В подобных столкновениях принято видеть ничем не сдерживаемый произвол богатея по отношению к бесправному художнику, но это суждение, справедливое в ряде случаев, далеко не все объясняет. В работу Пиросманашвили, причем вполне бесцеремонно, вмешивались и люди близкие ему и высоко ценившие его искусство. Пытаясь понять это, надо отрешиться от привычных для нас и, казалось бы, бесспорных представлений о независимости художественного творчества и исключительности личности художника-творца. Людям, с которыми имел дело Пиросманашвили, эти представления были чужды и просто непонятны. С художником они вели себя точно так же, как с портным или сапожником. От всякого мастера они хотели получить именно то, что им было нужно.
Но дело не только в этом. Эти духанщики и лавочники вполне чистосердечно полагали себя как бы некими соавторами, разделяющими успех художника. Подробно обсказывая, что именно надо изобразить, духанщик был убежден в том, что он уже начинает, замышляет картину, а Пиросманашвили лишь осуществляет ее, то есть делает очень специфическую, только ему доступную, но в чем-то и исполнительскую часть работы.
Причина этого наивного убеждения не только в низком культурном уровне, но и в своеобразных пережитках чисто крестьянских, патриархальных представлений об искусстве, еще не отчлененном от ремесла и носящем традиционно коллективный характер. Вмешаться в работу художника, сделать замечание, подсказать что-то было, с их точки зрения, совершенно естественно. В то же время сам Пиросманашвили если не осознал, то начинал ощущать необычность и суверенность своего дела, и все его существо болезненно отзывалось на любые — и деликатные, и грубые — попытки вмешаться. Противоречие между тем, как воспринимал он себя сам, и как воспринимали его окружающие, было очень сильно, а к концу его жизни приобрело драматический, даже трагический характер.
Удивительно не то, что в его труд постоянно вмешивались, и не то, что ему чаще приходилось уступать. Удивительно то, что следы уступок (иногда серьезных) не заметны в его картинах — исполненных, казалось бы, лишь по воле художника, творящего легко и непринужденно.
Конечно, сильное дарование всегда или почти всегда способно преодолеть регламентацию. Но здесь и самые отношения между заказчиком и художником были гораздо сложнее, чем это может показаться нам сейчас. Здесь не было и не могло быть извечного антагонизма между вкусами заказчика и автора, — того антагонизма, который отравлял существование и понуждал к творческим компромиссам многих художников. Эти мелкие хозяева мало чем отличались от своих клиентов, от той среды, из которой они вышли и в которую вот-вот могли снова вернуться (и возвращались), основной массы населения бурно разраставшегося Тифлиса — бывших крестьян, нашедших дело в городе, той среды, из которой вышел и сам Пиросманашвили. Для того, чтобы заметно отделиться от этой среды, от тех людей, которые приходили в их духаны и погреба, они были хозяевами слишком недавно, слишком небольшими и существование их было слишком неустойчиво.
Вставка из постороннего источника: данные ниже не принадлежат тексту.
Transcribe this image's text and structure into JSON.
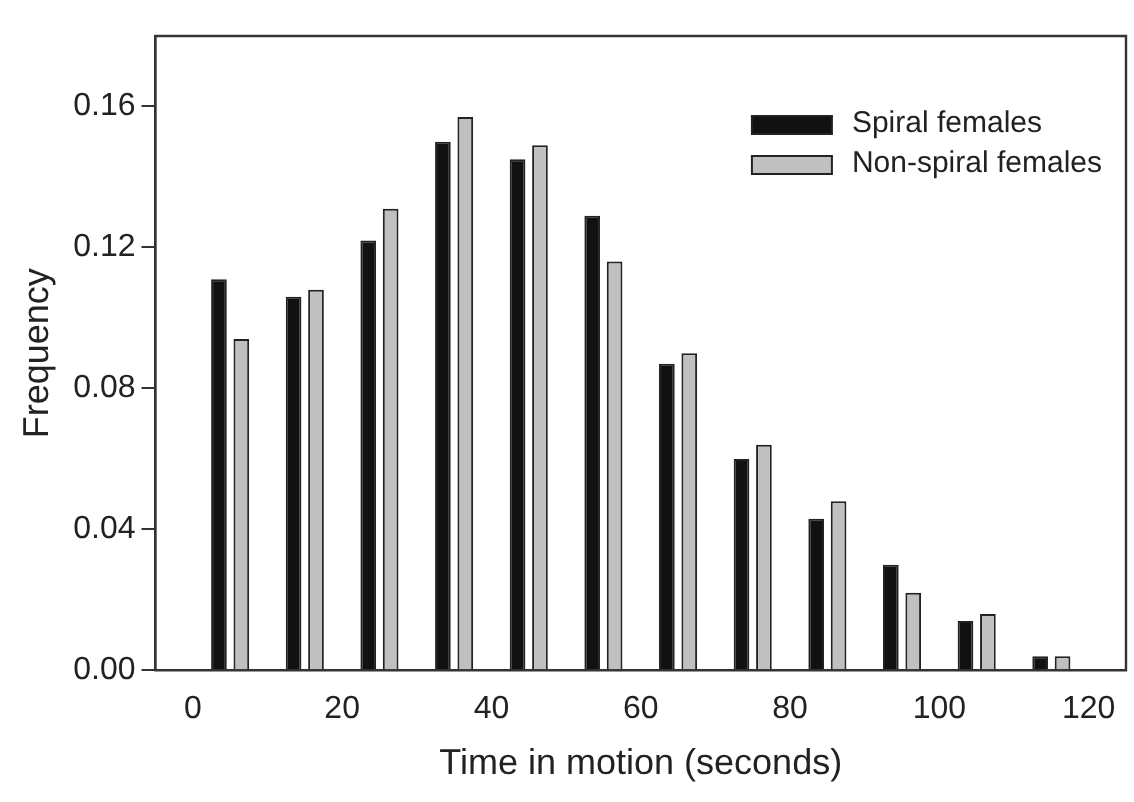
{
  "chart_data": {
    "type": "bar",
    "xlabel": "Time in motion (seconds)",
    "ylabel": "Frequency",
    "x": [
      5,
      15,
      25,
      35,
      45,
      55,
      65,
      75,
      85,
      95,
      105,
      115
    ],
    "series": [
      {
        "name": "Spiral females",
        "color": "#111111",
        "values": [
          0.111,
          0.106,
          0.122,
          0.15,
          0.145,
          0.129,
          0.087,
          0.06,
          0.043,
          0.03,
          0.014,
          0.004
        ]
      },
      {
        "name": "Non-spiral females",
        "color": "#c0c0c0",
        "values": [
          0.094,
          0.108,
          0.131,
          0.157,
          0.149,
          0.116,
          0.09,
          0.064,
          0.048,
          0.022,
          0.016,
          0.004
        ]
      }
    ],
    "xlim": [
      -5,
      125
    ],
    "xticks": [
      0,
      20,
      40,
      60,
      80,
      100,
      120
    ],
    "ylim": [
      0,
      0.18
    ],
    "yticks": [
      {
        "value": 0,
        "label": "0.00"
      },
      {
        "value": 0.04,
        "label": "0.04"
      },
      {
        "value": 0.08,
        "label": "0.08"
      },
      {
        "value": 0.12,
        "label": "0.12"
      },
      {
        "value": 0.16,
        "label": "0.16"
      }
    ],
    "grid": false,
    "legend": "top right"
  }
}
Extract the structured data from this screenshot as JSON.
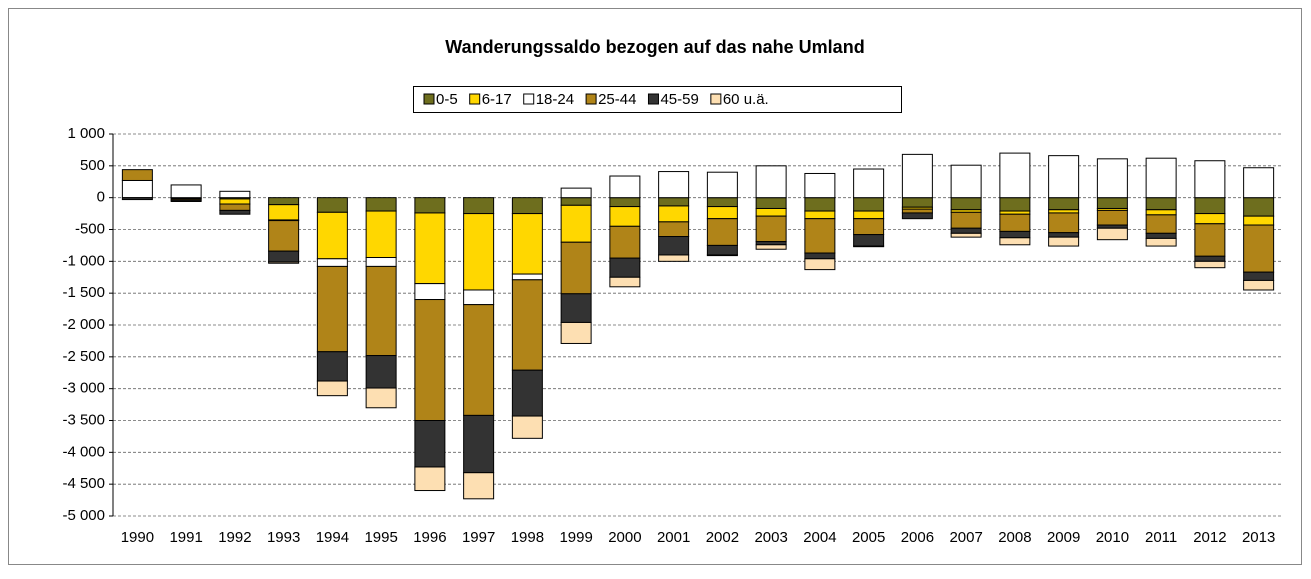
{
  "chart_data": {
    "type": "stacked_bar",
    "title": "Wanderungssaldo bezogen auf das nahe Umland",
    "categories": [
      "1990",
      "1991",
      "1992",
      "1993",
      "1994",
      "1995",
      "1996",
      "1997",
      "1998",
      "1999",
      "2000",
      "2001",
      "2002",
      "2003",
      "2004",
      "2005",
      "2006",
      "2007",
      "2008",
      "2009",
      "2010",
      "2011",
      "2012",
      "2013"
    ],
    "series": [
      {
        "name": "0-5",
        "color": "#6e6e1e",
        "values": [
          0,
          -10,
          -20,
          -110,
          -230,
          -210,
          -240,
          -250,
          -250,
          -120,
          -140,
          -130,
          -140,
          -170,
          -210,
          -210,
          -150,
          -190,
          -210,
          -190,
          -170,
          -190,
          -250,
          -290
        ]
      },
      {
        "name": "6-17",
        "color": "#ffd700",
        "values": [
          0,
          -10,
          -80,
          -240,
          -730,
          -730,
          -1110,
          -1200,
          -950,
          -580,
          -310,
          -250,
          -190,
          -120,
          -120,
          -120,
          -30,
          -40,
          -50,
          -50,
          -30,
          -80,
          -160,
          -140
        ]
      },
      {
        "name": "18-24",
        "color": "#ffffff",
        "values": [
          270,
          200,
          100,
          -10,
          -120,
          -140,
          -250,
          -230,
          -90,
          150,
          340,
          410,
          400,
          500,
          380,
          450,
          680,
          510,
          700,
          660,
          610,
          620,
          580,
          470
        ]
      },
      {
        "name": "25-44",
        "color": "#b08418",
        "values": [
          170,
          -20,
          -100,
          -480,
          -1340,
          -1400,
          -1900,
          -1740,
          -1420,
          -810,
          -500,
          -230,
          -420,
          -400,
          -540,
          -250,
          -60,
          -250,
          -270,
          -310,
          -230,
          -290,
          -510,
          -740
        ]
      },
      {
        "name": "45-59",
        "color": "#333333",
        "values": [
          -30,
          -20,
          -60,
          -170,
          -460,
          -510,
          -730,
          -900,
          -720,
          -450,
          -300,
          -290,
          -150,
          -50,
          -90,
          -180,
          -90,
          -80,
          -100,
          -70,
          -50,
          -80,
          -80,
          -130
        ]
      },
      {
        "name": "60 u.ä.",
        "color": "#fddfb2",
        "values": [
          0,
          0,
          0,
          -20,
          -230,
          -310,
          -370,
          -410,
          -350,
          -330,
          -150,
          -100,
          -10,
          -70,
          -170,
          -10,
          0,
          -60,
          -110,
          -140,
          -180,
          -120,
          -100,
          -150
        ]
      }
    ],
    "ylim": [
      -5000,
      1000
    ],
    "yticks": [
      {
        "value": 1000,
        "label": "1 000"
      },
      500,
      0,
      -500,
      {
        "value": -1000,
        "label": "-1 000"
      },
      {
        "value": -1500,
        "label": "-1 500"
      },
      {
        "value": -2000,
        "label": "-2 000"
      },
      {
        "value": -2500,
        "label": "-2 500"
      },
      {
        "value": -3000,
        "label": "-3 000"
      },
      {
        "value": -3500,
        "label": "-3 500"
      },
      {
        "value": -4000,
        "label": "-4 000"
      },
      {
        "value": -4500,
        "label": "-4 500"
      },
      {
        "value": -5000,
        "label": "-5 000"
      }
    ],
    "grid": true,
    "legend": "top"
  }
}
Лишь обнаружившие хватку подлинных предпринимателей возвышались и богатели. Но и они сами, делая заказ Пиросманашвили, ориентировались на своих клиентов — все на ту же тифлисскую толпу, в которой существовал и Пиросманашвили.
Ни одно пожелание, даже самое необычное, не ставило художника в тупик, потому что его творческое воображение было несравненно богаче, чем у любого из его заказчиков. Когда его спрашивали: «Сможешь хорошо нарисовать?» — он улыбался: «Какой же я мастер, если не смогу нарисовать? И тебя, и всю твою семью нарисую, если только будет беленькая водка…» [55]
Быстрота, с которой Пиросманашвили понимал, что от него требуется, и осуществлял замысел, не могла не вызывать восхищения. «Дайте мне картон и немного красок, и я вам напишу лисицу пли кого хотите за два-три часа. Это мне не составит труда».
Он сразу же брался за дело. «Не беспокойся, дорогой, только рубль дай на краски». Приносил краски, доставал кисти и тряпки из чемоданчика, раскручивал свернутую трубочкой клеенку, набивал ее на подрамник.
Необычность материалов, которыми пользовался художник, давно стала поводом для догадок и предположений. «Клеенка — это единственный материал для художника, имеющийся под рукой в духане, где столики, клеенки, скамейки, винные бочки и острая зелень».[56] «…Его картины на клеенке, единственно доступном ему материале, если исключить жесть или картон».[57] «Они написаны на чем попало — на жести, кусках картона, чаще всего на изнанке обычной столовой клеенки».[58] Стереотипы подводят даже умных и талантливых. Подавляющее большинство людей, хоть что-то знающих про Пиросманашвили, имеет в виду обычную клеенку, сдернутую с духанного столика.